Liverpool Central Library
It’s the largest library in Liverpool, but the main attraction of the Liverpool Central Library is its main atrium. Look up: it’s like being inside a giant telescope, with starry sightlines leading to a domed glass ceiling. The experience is not unlike being inside New York’s Guggenheim Museum. The round Picton Reading Room, an annex, is a warm spot to do schoolwork or read for pleasure.
The New York Public Library
It’s a New York institution, the second largest library in the United States, and a truly regal structure. Sex and the City fans will remember that Carrie Bradshaw wanted to get married within its halls, and it’s for good reason: the lions, the wonderful architectural details, the glorious reading room, and more make it one of the best spaces in the Big Apple.
This library has the distinction of being the oldest library in the UK, which alone is reason enough to pay it a visit.

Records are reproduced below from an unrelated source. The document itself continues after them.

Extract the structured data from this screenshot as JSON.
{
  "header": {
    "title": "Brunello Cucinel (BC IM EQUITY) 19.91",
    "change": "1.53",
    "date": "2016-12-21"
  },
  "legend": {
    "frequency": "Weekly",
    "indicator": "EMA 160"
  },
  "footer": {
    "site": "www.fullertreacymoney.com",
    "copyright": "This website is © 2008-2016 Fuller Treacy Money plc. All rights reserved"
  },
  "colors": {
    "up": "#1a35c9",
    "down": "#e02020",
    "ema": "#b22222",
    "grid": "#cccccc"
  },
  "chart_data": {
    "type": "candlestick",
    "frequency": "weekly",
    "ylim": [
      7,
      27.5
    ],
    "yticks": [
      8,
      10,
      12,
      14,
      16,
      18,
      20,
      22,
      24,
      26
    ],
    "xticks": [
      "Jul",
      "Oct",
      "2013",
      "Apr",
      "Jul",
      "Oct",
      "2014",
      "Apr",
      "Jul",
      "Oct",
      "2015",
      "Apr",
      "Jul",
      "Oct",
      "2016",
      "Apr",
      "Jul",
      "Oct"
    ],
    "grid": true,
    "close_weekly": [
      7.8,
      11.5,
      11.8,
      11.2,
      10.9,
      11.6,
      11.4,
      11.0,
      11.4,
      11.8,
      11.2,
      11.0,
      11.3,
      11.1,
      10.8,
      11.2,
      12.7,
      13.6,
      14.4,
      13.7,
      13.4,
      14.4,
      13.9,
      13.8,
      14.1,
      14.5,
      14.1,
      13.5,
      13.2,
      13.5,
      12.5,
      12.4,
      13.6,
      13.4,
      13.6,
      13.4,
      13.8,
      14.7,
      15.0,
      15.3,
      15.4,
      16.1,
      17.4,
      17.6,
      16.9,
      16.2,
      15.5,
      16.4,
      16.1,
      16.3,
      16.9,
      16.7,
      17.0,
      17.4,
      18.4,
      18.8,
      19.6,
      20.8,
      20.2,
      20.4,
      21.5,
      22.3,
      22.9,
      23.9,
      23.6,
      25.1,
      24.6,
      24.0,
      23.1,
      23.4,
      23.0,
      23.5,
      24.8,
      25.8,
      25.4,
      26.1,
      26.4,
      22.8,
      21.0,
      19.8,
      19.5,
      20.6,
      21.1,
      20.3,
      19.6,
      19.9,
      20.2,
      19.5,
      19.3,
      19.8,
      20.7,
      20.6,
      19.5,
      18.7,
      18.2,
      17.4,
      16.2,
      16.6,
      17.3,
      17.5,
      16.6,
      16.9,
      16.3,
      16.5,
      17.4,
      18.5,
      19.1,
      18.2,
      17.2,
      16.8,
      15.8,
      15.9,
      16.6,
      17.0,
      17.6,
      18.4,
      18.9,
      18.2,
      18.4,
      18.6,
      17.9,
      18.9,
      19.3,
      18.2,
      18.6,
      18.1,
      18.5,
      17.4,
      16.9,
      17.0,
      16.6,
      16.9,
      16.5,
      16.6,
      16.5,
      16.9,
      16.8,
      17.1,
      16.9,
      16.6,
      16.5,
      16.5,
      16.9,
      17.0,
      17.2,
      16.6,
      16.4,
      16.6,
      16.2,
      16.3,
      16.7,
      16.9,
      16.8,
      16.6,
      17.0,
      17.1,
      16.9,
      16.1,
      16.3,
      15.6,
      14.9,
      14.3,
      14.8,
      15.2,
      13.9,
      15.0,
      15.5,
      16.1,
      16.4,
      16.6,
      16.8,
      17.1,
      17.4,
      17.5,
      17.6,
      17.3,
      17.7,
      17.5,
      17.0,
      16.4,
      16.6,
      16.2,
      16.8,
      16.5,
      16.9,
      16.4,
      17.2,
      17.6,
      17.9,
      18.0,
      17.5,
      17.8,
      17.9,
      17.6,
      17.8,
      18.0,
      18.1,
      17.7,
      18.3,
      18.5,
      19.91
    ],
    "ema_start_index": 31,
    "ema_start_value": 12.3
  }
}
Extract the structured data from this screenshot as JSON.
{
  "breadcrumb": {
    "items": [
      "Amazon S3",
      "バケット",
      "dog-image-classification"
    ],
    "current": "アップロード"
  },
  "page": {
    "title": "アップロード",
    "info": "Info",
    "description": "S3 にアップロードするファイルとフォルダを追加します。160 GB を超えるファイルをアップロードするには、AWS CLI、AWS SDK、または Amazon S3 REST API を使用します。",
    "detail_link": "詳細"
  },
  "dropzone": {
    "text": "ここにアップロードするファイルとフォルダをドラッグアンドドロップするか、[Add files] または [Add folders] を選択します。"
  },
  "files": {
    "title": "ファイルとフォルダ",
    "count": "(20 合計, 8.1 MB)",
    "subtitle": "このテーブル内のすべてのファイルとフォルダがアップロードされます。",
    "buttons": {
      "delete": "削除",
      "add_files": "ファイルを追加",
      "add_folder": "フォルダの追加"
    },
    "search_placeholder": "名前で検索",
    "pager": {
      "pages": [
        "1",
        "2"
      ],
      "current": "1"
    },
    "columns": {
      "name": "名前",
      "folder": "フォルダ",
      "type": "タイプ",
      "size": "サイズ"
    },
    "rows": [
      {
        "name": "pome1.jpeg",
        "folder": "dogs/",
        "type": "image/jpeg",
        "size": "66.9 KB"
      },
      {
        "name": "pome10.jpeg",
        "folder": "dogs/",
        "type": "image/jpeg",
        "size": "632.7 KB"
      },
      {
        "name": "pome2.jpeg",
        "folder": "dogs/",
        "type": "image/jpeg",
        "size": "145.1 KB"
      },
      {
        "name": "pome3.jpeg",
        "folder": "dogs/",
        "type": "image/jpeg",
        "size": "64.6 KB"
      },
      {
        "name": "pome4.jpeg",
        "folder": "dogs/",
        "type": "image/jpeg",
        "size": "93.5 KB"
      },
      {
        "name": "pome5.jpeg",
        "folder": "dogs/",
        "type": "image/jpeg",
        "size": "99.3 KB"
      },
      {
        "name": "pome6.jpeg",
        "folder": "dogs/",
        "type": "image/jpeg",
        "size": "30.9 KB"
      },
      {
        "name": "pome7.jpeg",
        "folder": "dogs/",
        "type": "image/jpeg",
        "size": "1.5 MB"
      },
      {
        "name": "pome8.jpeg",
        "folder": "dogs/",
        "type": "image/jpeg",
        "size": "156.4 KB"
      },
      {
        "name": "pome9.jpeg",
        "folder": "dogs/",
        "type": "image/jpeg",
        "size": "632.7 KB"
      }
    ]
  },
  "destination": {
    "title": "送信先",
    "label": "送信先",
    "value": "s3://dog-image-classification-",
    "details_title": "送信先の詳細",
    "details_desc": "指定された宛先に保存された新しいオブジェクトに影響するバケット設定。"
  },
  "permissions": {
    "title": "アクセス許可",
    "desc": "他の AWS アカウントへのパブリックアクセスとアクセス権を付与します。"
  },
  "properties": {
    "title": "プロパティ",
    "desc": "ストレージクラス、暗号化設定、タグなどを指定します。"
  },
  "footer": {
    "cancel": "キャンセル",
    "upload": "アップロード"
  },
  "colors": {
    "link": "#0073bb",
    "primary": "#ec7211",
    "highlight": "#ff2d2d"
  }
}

But it’s collection is remarkable in that more than half of it was created and printed before 1851. All visitors are welcome to come see Chetham’s Library, though you’ll need to make an appointment at least a day ahead of time if you want to conduct any research.
Harold Washington Library
Chicago’s relatively new Harold Washington Library (it was completed in 1991) is almost a million square feet of books, computers, reading spaces, and more. Head up to the ninth floor and take in the library’s beautiful winter garden — a perfect escape from Chicago’s frigid wind.
The John Rylands Library
Located in Manchester, the neo-Gothic architecture of the John Rylands Library invites visitors into a stunning reading room that looks more like the interior of a large church. More than appearances, though, the collection of this library is what’s most impressive: there are illuminated manuscripts, many letters and personal effects, and even a Gutenberg Bible.
The Library of Congress
It’s the largest library in the world, and even though it’s main purpose is to serve the United States Congress, everyone is welcome. Free public tours are offered, there are rotating exhibitions to visit (much like you would at a museum), and there are several free events each week, including concerts, lectures, poetry readings, and more. And of course, if you just want to sit down in one of the reading rooms with a novel, you can do that too.